По ту сторону реальности ее ожидало пятнадцать пропущенных вызовов от Галины и два сообщения: в первом Галя проклинала «бесову игру, превращающую ее подругу в овощ», во втором казенным тоном сообщала, что планы на выходные отменяются, так как у Леськи температура. Вероника тяжко вздохнула: Галка на нервах из-за ребенка, сердиться на ее выпады глупо… И придется звонить, несмотря на риск оказаться крайней, выяснять, что приключилось с дочуркой друзей…
– Ничего мне не говори, я знаю, что погорячилась, – вместо приветствия заявила Галина. Говорить ей приходилось громко, чтобы перекричать Лесю: та не плакала – ревела дурниной. – У нас зубик режется, выехать никуда не получится, я тебе перезвоню завтра…
Галя сбросила вызов, оставив Веронике размышления об этом «мы-нас», возникшем в речах подруги сразу после рождения дочери. Сама Вероника категорически не могла понять, откуда, из каких глубин материнского инстинкта это «мы» появилось и является ли этот «сдвиг» непременным атрибутом материнства?..
– Моя ваша не понимать, – покачала головой девушка, задумываясь, чем ей теперь занять выходные.
То, что никаких сборов в игре не будет в эти два дня, было оговорено заранее, почти у всех были планы, да и отдохнуть друг от друга представлялось не лишним… Нет, «лишение» радости общения с суетливой родней Гали не расстраивало девушку, но и ее «коварный замысел» срывался: она намеревалась экспроприировать Лешку и попробовать написать его портрет (о задании Стаса Вероника не забывала). Это был бы взаимовыгодный ход: девушка получала натурщика, готового посидеть несколько часов в одной позе, а друга не припахивали к хозяйству. Если Вероника считалась в этом доме гостьей, то Лешка-то был свой, и каждый приезд к родителям супруги оборачивался для него не отдыхом на лоне природы, а починкой теплиц, перекопкой грядок и прочими полезными занятиями…

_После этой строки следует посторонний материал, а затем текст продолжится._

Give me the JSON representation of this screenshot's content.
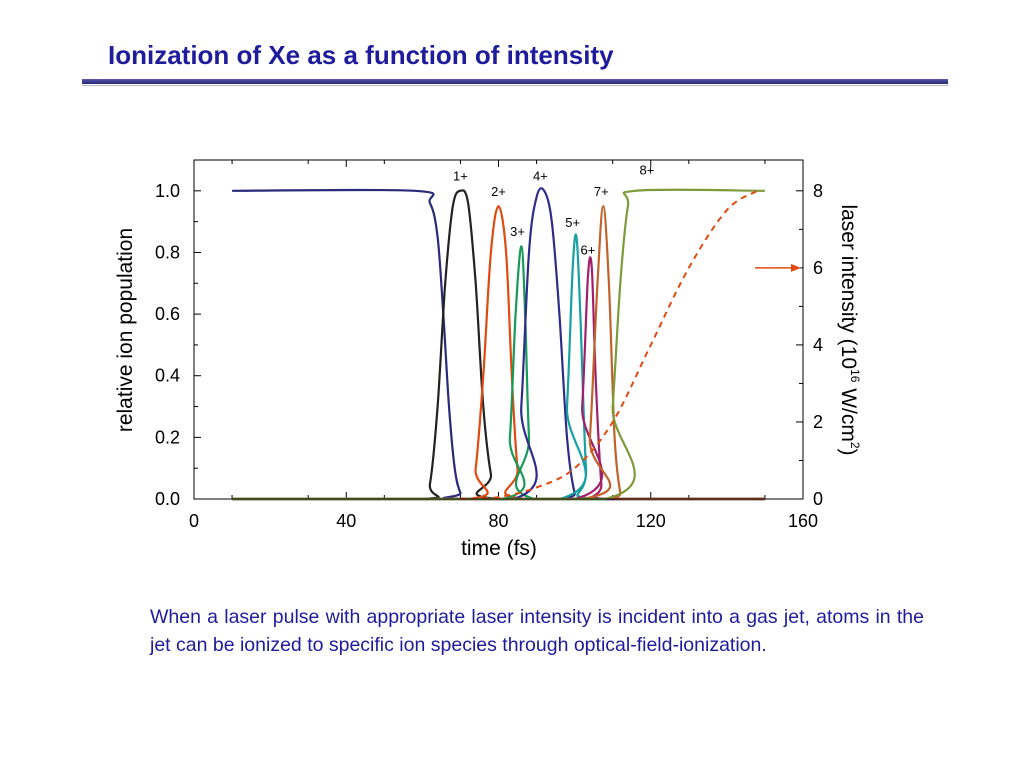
{
  "slide": {
    "title": "Ionization of Xe as a function of intensity",
    "caption": "When a laser pulse with appropriate laser intensity is incident into a gas jet, atoms in the jet can be ionized to specific ion species through optical-field-ionization.",
    "colors": {
      "title": "#1f1c9c",
      "caption": "#1f1c9c"
    }
  },
  "chart_data": {
    "type": "line",
    "xlabel": "time (fs)",
    "ylabel": "relative ion population",
    "y2label_prefix": "laser intensity (10",
    "y2label_exp": "16",
    "y2label_mid": " W/cm",
    "y2label_exp2": "2",
    "y2label_suffix": ")",
    "xlim": [
      0,
      160
    ],
    "ylim": [
      0,
      1.1
    ],
    "y2lim": [
      0,
      8.8
    ],
    "xticks": [
      0,
      40,
      80,
      120,
      160
    ],
    "xtick_labels": [
      "0",
      "40",
      "80",
      "120",
      "160"
    ],
    "yticks": [
      0,
      0.2,
      0.4,
      0.6,
      0.8,
      1.0
    ],
    "ytick_labels": [
      "0.0",
      "0.2",
      "0.4",
      "0.6",
      "0.8",
      "1.0"
    ],
    "y2ticks": [
      0,
      2,
      4,
      6,
      8
    ],
    "y2tick_labels": [
      "0",
      "2",
      "4",
      "6",
      "8"
    ],
    "series": [
      {
        "name": "0+",
        "color": "#2a2a7a",
        "points": [
          [
            10,
            1.0
          ],
          [
            58,
            1.0
          ],
          [
            62,
            0.96
          ],
          [
            64,
            0.85
          ],
          [
            65.5,
            0.6
          ],
          [
            67,
            0.3
          ],
          [
            68.5,
            0.1
          ],
          [
            70,
            0.02
          ],
          [
            72,
            0
          ],
          [
            150,
            0
          ]
        ]
      },
      {
        "name": "1+",
        "color": "#222222",
        "points": [
          [
            10,
            0
          ],
          [
            60,
            0
          ],
          [
            62,
            0.05
          ],
          [
            64,
            0.3
          ],
          [
            66,
            0.7
          ],
          [
            68,
            0.95
          ],
          [
            70,
            1.0
          ],
          [
            72,
            0.96
          ],
          [
            74,
            0.7
          ],
          [
            76,
            0.3
          ],
          [
            78,
            0.08
          ],
          [
            80,
            0
          ],
          [
            150,
            0
          ]
        ]
      },
      {
        "name": "2+",
        "color": "#e04a10",
        "points": [
          [
            10,
            0
          ],
          [
            72,
            0
          ],
          [
            74,
            0.1
          ],
          [
            76,
            0.4
          ],
          [
            78,
            0.8
          ],
          [
            80,
            0.95
          ],
          [
            82,
            0.8
          ],
          [
            83.5,
            0.4
          ],
          [
            85,
            0.1
          ],
          [
            87,
            0
          ],
          [
            150,
            0
          ]
        ]
      },
      {
        "name": "3+",
        "color": "#17995a",
        "points": [
          [
            10,
            0
          ],
          [
            81,
            0
          ],
          [
            83,
            0.2
          ],
          [
            84.5,
            0.6
          ],
          [
            86,
            0.82
          ],
          [
            87,
            0.6
          ],
          [
            88,
            0.2
          ],
          [
            89.5,
            0
          ],
          [
            150,
            0
          ]
        ]
      },
      {
        "name": "4+",
        "color": "#2e2c8a",
        "points": [
          [
            10,
            0
          ],
          [
            84,
            0
          ],
          [
            86,
            0.3
          ],
          [
            88,
            0.8
          ],
          [
            90,
            0.98
          ],
          [
            92,
            1.0
          ],
          [
            94,
            0.9
          ],
          [
            96,
            0.6
          ],
          [
            98,
            0.2
          ],
          [
            100,
            0.02
          ],
          [
            102,
            0
          ],
          [
            150,
            0
          ]
        ]
      },
      {
        "name": "5+",
        "color": "#18a0a0",
        "points": [
          [
            10,
            0
          ],
          [
            96,
            0
          ],
          [
            98,
            0.3
          ],
          [
            99.5,
            0.75
          ],
          [
            100.5,
            0.85
          ],
          [
            101.5,
            0.6
          ],
          [
            103,
            0.1
          ],
          [
            104.5,
            0
          ],
          [
            150,
            0
          ]
        ]
      },
      {
        "name": "6+",
        "color": "#a0206c",
        "points": [
          [
            10,
            0
          ],
          [
            100,
            0
          ],
          [
            102,
            0.3
          ],
          [
            103.5,
            0.72
          ],
          [
            104.5,
            0.75
          ],
          [
            105.5,
            0.4
          ],
          [
            107,
            0.05
          ],
          [
            108,
            0
          ],
          [
            150,
            0
          ]
        ]
      },
      {
        "name": "7+",
        "color": "#c0622a",
        "points": [
          [
            10,
            0
          ],
          [
            102,
            0
          ],
          [
            104,
            0.2
          ],
          [
            106,
            0.7
          ],
          [
            107.5,
            0.95
          ],
          [
            109,
            0.7
          ],
          [
            110.5,
            0.2
          ],
          [
            112,
            0.02
          ],
          [
            113,
            0
          ],
          [
            150,
            0
          ]
        ]
      },
      {
        "name": "8+",
        "color": "#7f9a3a",
        "points": [
          [
            10,
            0
          ],
          [
            108,
            0
          ],
          [
            110,
            0.3
          ],
          [
            112,
            0.7
          ],
          [
            114,
            0.95
          ],
          [
            116,
            1.0
          ],
          [
            150,
            1.0
          ]
        ]
      }
    ],
    "intensity_curve": {
      "name": "laser intensity",
      "color": "#e04a10",
      "style": "dashed",
      "points": [
        [
          70,
          0
        ],
        [
          80,
          0.05
        ],
        [
          90,
          0.3
        ],
        [
          100,
          0.8
        ],
        [
          110,
          2.0
        ],
        [
          120,
          4.0
        ],
        [
          130,
          6.0
        ],
        [
          140,
          7.5
        ],
        [
          148,
          8.0
        ]
      ]
    },
    "peak_labels": [
      {
        "text": "1+",
        "x": 70,
        "y": 1.02
      },
      {
        "text": "2+",
        "x": 80,
        "y": 0.97
      },
      {
        "text": "3+",
        "x": 85,
        "y": 0.84
      },
      {
        "text": "4+",
        "x": 91,
        "y": 1.02
      },
      {
        "text": "5+",
        "x": 99.5,
        "y": 0.87
      },
      {
        "text": "6+",
        "x": 103.5,
        "y": 0.78
      },
      {
        "text": "7+",
        "x": 107,
        "y": 0.97
      },
      {
        "text": "8+",
        "x": 119,
        "y": 1.04
      }
    ],
    "axis_arrow": {
      "color": "#e04a10",
      "target": "right-axis"
    },
    "grid": false,
    "legend": "none"
  }
}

Тут, кроме очевидного, примешивался еще один мотив: Веронике необходимо было проверить, причем вне стен училища и на хорошо знакомом ей человеке, получится ли у нее написать мужской портрет… не напортачив с лицом.
Это было крайне важно.
– А, не конец света, – махнула рукой Вероника, решив, что прогуляться по музеям тоже будет более чем полезно.
«Учиться у мастеров прошлого, совершенствоваться в настоящем!» – эту фразочку любил повторять Игорь Дмитриевич, преподающий в училище рисунок. Кроме того, в центр ехать в любом случае придется: список покупок так и не дождался реализации.
С этими мыслями Вероника приступила к приготовлению ужина… то есть, к варке пельменей. Ничего другого, как выяснилось, дома просто не осталось (упаковка лапши и приправы не в счет).
– И едой затариться нужно, – бурчала она, помешивая пельмешки. – А еще купить какую-нибудь кулинарную книгу… Попроще.
Затем она принялась искать сведения об авторской печати, а найдя – морщить лоб от недоумения: как эта информация могла быть ею не обнаружена раньше? Корпорация игровыми средствами помогала создателям чего-то нового утверждать свои авторские права. Печать, о коей толковал художнице «беретик», была, по сути, знаком копирайта и подписью в одном флаконе. Система фиксировала уникальный идентификационный номер персонажа, и вне зависимости от дальнейшей судьбы предмета с печатью (продажа, потеря, передача предмета по цепочке других игроков) авторство сохранялось за создателем. В случае же, если кто-то создавал другой предмет, совпадающий более чем на восемьдесят пять процентов с уже зафиксированным, такой предмет признавался «дублем», о чем предупреждало системное сообщение (на дубль авторскую печать поставить нельзя), если же совпадение превышало девяносто процентов, предмет разрушался. Материалы, затраченные на создание такой копии, не возвращались и не восполнялись. Мол: «Извините, но первое китайское предупреждение вы проигнорировали, кто же в этом виноват?»